Question

In the given figure, a hollow cone is cut by a plane parallel to the base. If the curved surface area of the frustum obtained is 8 times of the curved surface area of the smaller cone obtained, then which of the following is true?

• A. $r_2=9r_1$
  
• B. $r_2^2=3r_1^2$
  
• C. $r_2=3r_1$
  
• D. $3r_2^2=r_1^2$
  

Answer 1

The correct option is C $r_2=3r_1$


Let $r_{1}and{r}_2$ be the radius of upper end and lower end of the frustum respectively, and $l_{1}and{l}_2$ be the slant height of the smaller cone and the frustum respectively.



CSA of frustum = 8 (CSA of smaller cone)

$\Rightarrow \pi (r_1+r_2)l_2=8\left(\pi r_1{l}_1\right)$

$\Rightarrow \frac{r_1+r_2}{r_1}=8\frac{l_1}{l_2}$ ...(i)

Also, the smaller and the bigger cones are similar,

$\Rightarrow \frac{l_1}{l_1+l_2}=\frac{r_1}{r_2}$ (Ratio of the corresponding sides of similar triangles are equal)

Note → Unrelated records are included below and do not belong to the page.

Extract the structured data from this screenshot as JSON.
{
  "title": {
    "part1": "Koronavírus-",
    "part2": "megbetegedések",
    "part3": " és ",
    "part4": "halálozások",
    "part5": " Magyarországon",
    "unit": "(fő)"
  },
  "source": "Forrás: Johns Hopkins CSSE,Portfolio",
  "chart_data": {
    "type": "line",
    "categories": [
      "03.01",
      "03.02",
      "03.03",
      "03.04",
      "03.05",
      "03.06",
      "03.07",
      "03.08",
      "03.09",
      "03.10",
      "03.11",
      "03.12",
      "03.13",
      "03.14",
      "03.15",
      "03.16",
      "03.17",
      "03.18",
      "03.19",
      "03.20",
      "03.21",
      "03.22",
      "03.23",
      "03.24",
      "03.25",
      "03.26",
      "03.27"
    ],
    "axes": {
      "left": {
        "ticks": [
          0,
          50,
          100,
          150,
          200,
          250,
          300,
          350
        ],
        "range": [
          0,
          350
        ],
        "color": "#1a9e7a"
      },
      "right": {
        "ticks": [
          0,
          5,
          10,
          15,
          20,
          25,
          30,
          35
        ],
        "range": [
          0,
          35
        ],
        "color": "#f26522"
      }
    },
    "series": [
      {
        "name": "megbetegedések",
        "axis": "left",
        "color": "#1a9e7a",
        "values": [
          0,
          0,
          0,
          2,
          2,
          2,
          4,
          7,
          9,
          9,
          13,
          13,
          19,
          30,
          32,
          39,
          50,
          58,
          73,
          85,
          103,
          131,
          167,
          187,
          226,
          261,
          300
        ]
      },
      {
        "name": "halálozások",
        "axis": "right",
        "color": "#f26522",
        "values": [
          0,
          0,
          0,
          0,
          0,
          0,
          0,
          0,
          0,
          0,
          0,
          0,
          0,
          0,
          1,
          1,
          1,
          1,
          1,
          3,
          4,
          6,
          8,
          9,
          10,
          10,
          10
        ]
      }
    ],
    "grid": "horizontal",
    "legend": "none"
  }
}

$\Rightarrow \frac{1}{1+\frac{l_2}{l_1}}=\frac{r_1}{r_2}$

$\Rightarrow \frac{r_2}{r_1}=1+\frac{l_2}{l_1}$

$\Rightarrow \frac{l_2}{l_1}=\frac{r_2}{r_1}-1=\frac{r_2-r_1}{r_1}$

$\Rightarrow \frac{l_1}{l_2}=\frac{r_1}{r_2-r_1}$ ...(ii)

Substitute (ii) in (i), we get

$\frac{r_1+r_2}{r_1}=8\left[\frac{r_1}{r_2-r_1}\right]$

$\Rightarrow r_2^2-r_1^2=8r_1^2$

$\Rightarrow r_2^2=9r_1^2$

$\Rightarrow r_2=3r_1$

Hence, the correct answer is option (c).